Arches and Canyonlands: The literal end of the road ~

The north section of Arches National Park, which has the most trails, was closed for road repairs and construction when we visited, and another popular section was so crowded that no parking spots were available. My companion and I found ourselves both suffering from a world-too-much-with-us malaise. (See here my post A plea for public lands, or better yet, read Desert Solitaire by the very prescient Edward Abbey.) We ended up just getting out at a couple of overlooks and then walking a very short trail to Sand Dune Arch. That arch isn’t pictured here: I left my camera in the car because of the strong, gusty wind; sand grains stung the skin and tourists without sunglasses were shielding their eyes. Sand Dune Arch is sandwiched between tall fins of rock that form a little slot canyon, the bottom of which is piled deep with sand of a uniformly red color (due to its iron content). Burrowing my hand into it, I discovered that it was the finest-grained sand I’ve ever felt, almost velvety, perhaps because it is eroded from rock only rather than being a mixture of rock and marine shell.

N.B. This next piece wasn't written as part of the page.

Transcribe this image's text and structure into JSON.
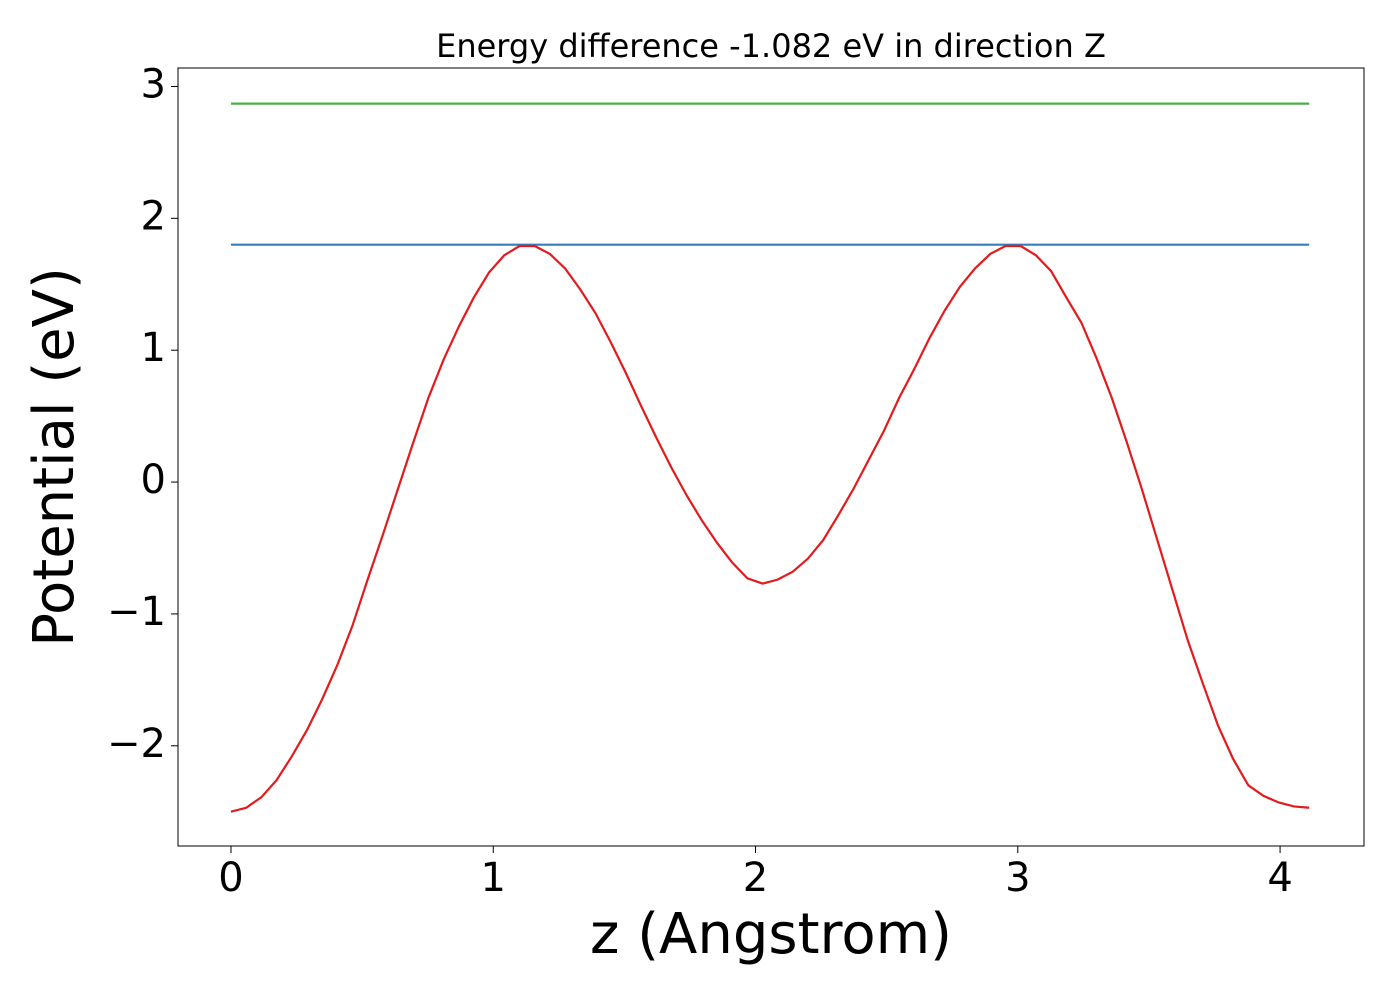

So the only arch in my photographs was taken, ironically, at Canyonlands. At the north end of this park, a paved road travels south along a skinny mesa appropriately called Island in the Sky. The mesa is a long finger pointing down into the heart of the labyrinthine canyon systems that make up the bulk of the park, hundreds of feet below and extending for miles east, south, and west. Mesa Arch, which is pictured here, stands on the eastern edge of Island in the Sky midway between the visitors center and the end of the road, Grand View Point. By the time we got there, the sun was at the horizon.

Capitol Reef ~

In tiling these photos, WordPress has made the big small and the small big. It’s fitting. This landscape is so vast that gigantic land formations, even mountains, are small on the horizon when seen from distances of 20, 50, 100 miles. And only when you take the time to pay attention close at hand do you realize how many plant species are blooming all around you, dwarfed by the rock.